Minimizing attenuation of radiation by wavelength and pulse energy optimization for in vivo deep-marrow imaging in the intact mouse tibia, through >100 μm thick cortical bone

(A) Axial xz 3D image projections acquired by three- (3p.m.) or two-photon microscopy (2p.m.) in tibia bones of Cdh5:tdTomato/Histone:GFP (Cdh5:tdTom) mice, through mechanically thinned bone cortex, <100 μm thick. tdTomato and GFP in endothelial cells (vasculature) are shown in red and blue. Second harmonics generation (SHG) and third harmonics generation (THG) are shown in white and green. 3p.m. was performed either at 1650 nm, 3 MHz using the Ytterbia OPA (left) or at 1330 nm, 2 MHz using the tunable OPA (middle). 2p.m. was performed at 1100 nm, 80 MHz using the OPO (right). All excitation schemes enable bone marrow imaging, with imaging depths >350 μm at 1650 nm, ≈300 μm at 1330 nm, and ≈200 μm at 1100 nm.

(B) Axial xz 3D image projections acquired by 3p.m. or 2p.m. in intact tibia bones of the same mouse strain, through >100 μm bone tissue. 3p.m. and 2p.m. was performed as indicated in (A), showing that bone marrow imaging through thick bone is possible only by 3p.m. Imaging depths >350 μm are achieved at 1650 nm, but only ≈230 μm (endosteal areas) at 1330 nm. 2 p.m. at 1100 nm, 80 MHz enable only signal detection in the bone cortex, not in the marrow.

(A and B) Indicated pulse energy and z-adaptation of power were chosen to prevent tissue damage.

(C) xy projections corresponding to the tissue layers indicated by dashed lines in (B), left panel (3p.m., 1650 nm). SHG and THG signals in the bone cortex (105 μm depth) are shown in the upper panels. Arrowheads indicate THG signal in single lacunae (right), with an enlarged lacuna of an osteocyte within the tibia cortex as inset. Blood vessels (tdTomato) and THG are shown in endosteal areas (230 μm depth) and in deep marrow (350 μm depth).

(D) xy projections corresponding to the tissue layers indicated by dashed lines in (B), middle panel (3p.m., 1330 nm). Similar signals as in (C) are detected in the bone cortex (67 μm depth) and in endosteal areas (180 μm, 230 μm depth), but not in deep marrow.

(A–D) Scale bar = 100 μm.

(E) Thickness of tibia cortex in the analyzed mice, either with mechanically thinned (N = 5 mice) or with intact cortex (N = 11 mice), determined relying on THG at 1330 nm and 1650 nm, and on SHG at 1100 nm. Mean values with s.d. are displayed.

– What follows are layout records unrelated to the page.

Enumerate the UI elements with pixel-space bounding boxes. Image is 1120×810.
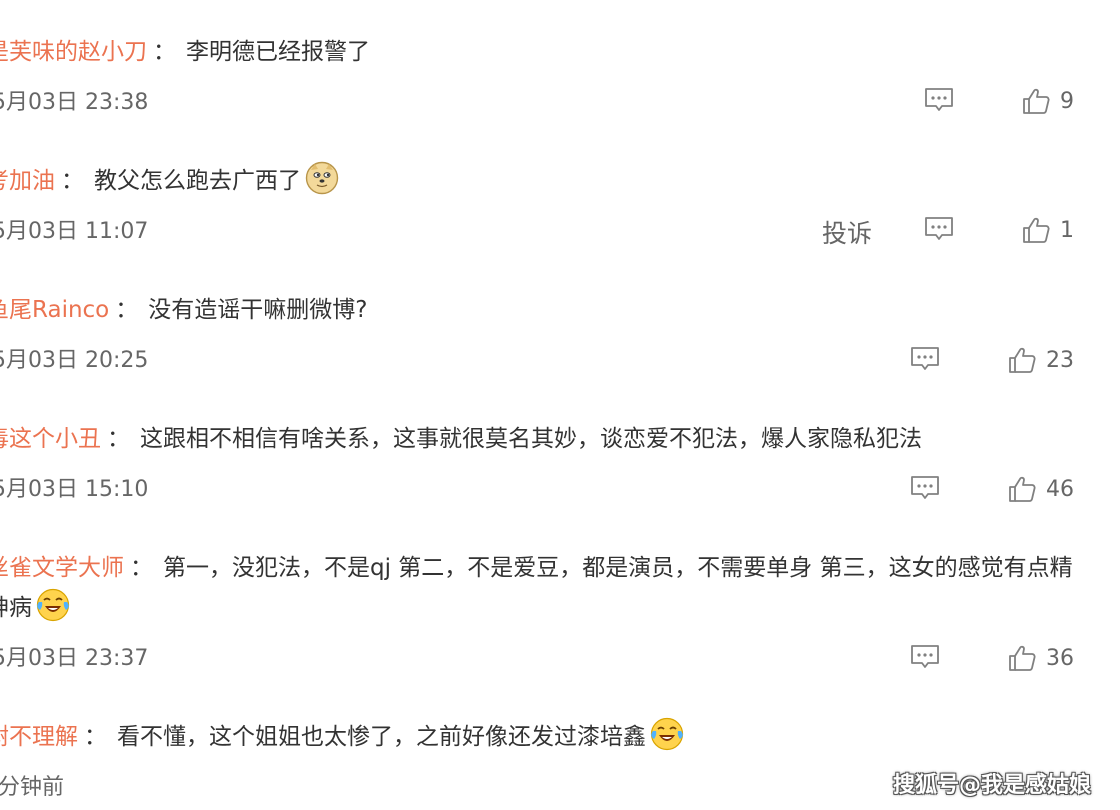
comment-timestamp: 5月03日 11:07	[0, 219, 149, 244]
comment-timestamp: 5月03日 23:38	[0, 90, 149, 115]
comment-icon[interactable]	[910, 346, 940, 372]
like-count: 23	[1046, 347, 1074, 373]
like-button[interactable]: 9	[1022, 86, 1074, 116]
comment-content: 李明德已经报警了	[186, 39, 370, 65]
comment-separator: ：	[61, 168, 84, 194]
comment-item: 丝雀文学大师：第一，没犯法，不是qj 第二，不是爱豆，都是演员，不需要单身 第三…	[0, 516, 1120, 686]
like-count: 9	[1060, 88, 1074, 114]
like-button[interactable]: 23	[1008, 345, 1074, 375]
comment-text-line: 树不理解： 看不懂，这个姐姐也太惨了，之前好像还发过漆培鑫	[0, 717, 1096, 757]
comment-username[interactable]: 丝雀文学大师	[0, 555, 124, 581]
comment-text-line: 丝雀文学大师：第一，没犯法，不是qj 第二，不是爱豆，都是演员，不需要单身 第三…	[0, 548, 1086, 628]
comment-timestamp: 5月03日 15:10	[0, 477, 149, 502]
laugh-cry-emoji	[36, 588, 70, 622]
thumbs-up-icon	[1008, 475, 1036, 503]
thumbs-up-icon	[1022, 216, 1050, 244]
doge-emoji	[305, 161, 339, 195]
comment-content: 这跟相不相信有啥关系，这事就很莫名其妙，谈恋爱不犯法，爆人家隐私犯法	[140, 426, 922, 452]
like-button[interactable]: 46	[1008, 474, 1074, 504]
thumbs-up-icon	[1008, 346, 1036, 374]
comment-icon[interactable]	[910, 644, 940, 670]
comment-username[interactable]: 树不理解	[0, 724, 78, 750]
comment-username[interactable]: 鱼尾Rainco	[0, 297, 109, 323]
comment-separator: ：	[130, 555, 153, 581]
like-button[interactable]: 36	[1008, 643, 1074, 673]
comment-timestamp: 分钟前	[0, 775, 65, 800]
comment-username[interactable]: 考加油	[0, 168, 55, 194]
comment-item: 毒这个小丑： 这跟相不相信有啥关系，这事就很莫名其妙，谈恋爱不犯法，爆人家隐私犯法…	[0, 387, 1120, 517]
comment-text-line: 毒这个小丑： 这跟相不相信有啥关系，这事就很莫名其妙，谈恋爱不犯法，爆人家隐私犯法	[0, 419, 1096, 459]
comment-icon[interactable]	[924, 87, 954, 113]
comment-icon[interactable]	[924, 216, 954, 242]
comment-timestamp: 5月03日 23:37	[0, 646, 149, 671]
comment-icon[interactable]	[910, 475, 940, 501]
comment-content: 没有造谣干嘛删微博?	[148, 297, 368, 323]
like-button[interactable]: 1	[1022, 215, 1074, 245]
comment-content: 看不懂，这个姐姐也太惨了，之前好像还发过漆培鑫	[117, 724, 646, 750]
comment-content: 教父怎么跑去广西了	[94, 168, 301, 194]
comment-item: 鱼尾Rainco： 没有造谣干嘛删微博? 5月03日 20:25 23	[0, 258, 1120, 388]
like-count: 36	[1046, 645, 1074, 671]
thumbs-up-icon	[1008, 644, 1036, 672]
like-count: 46	[1046, 476, 1074, 502]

(F) Effective attenuation length l_e dependence on imaging depth z in the intact mouse tibia (>100 μm thick cortex).

(G) l_e distribution in bone tissue and marrow (N = 5 mice at 1100 nm; N = 3 mice at 1330 nm; N = 8 mice at 1650 nm, mean values with s.d. are displayed). n.d. – not detected. Statistical analysis was performed using two-way ANOVA with Bonferroni post-test or t-test, significance: ∗p > 0.05, ∗∗p > 0.01, ∗∗∗p > 0.001.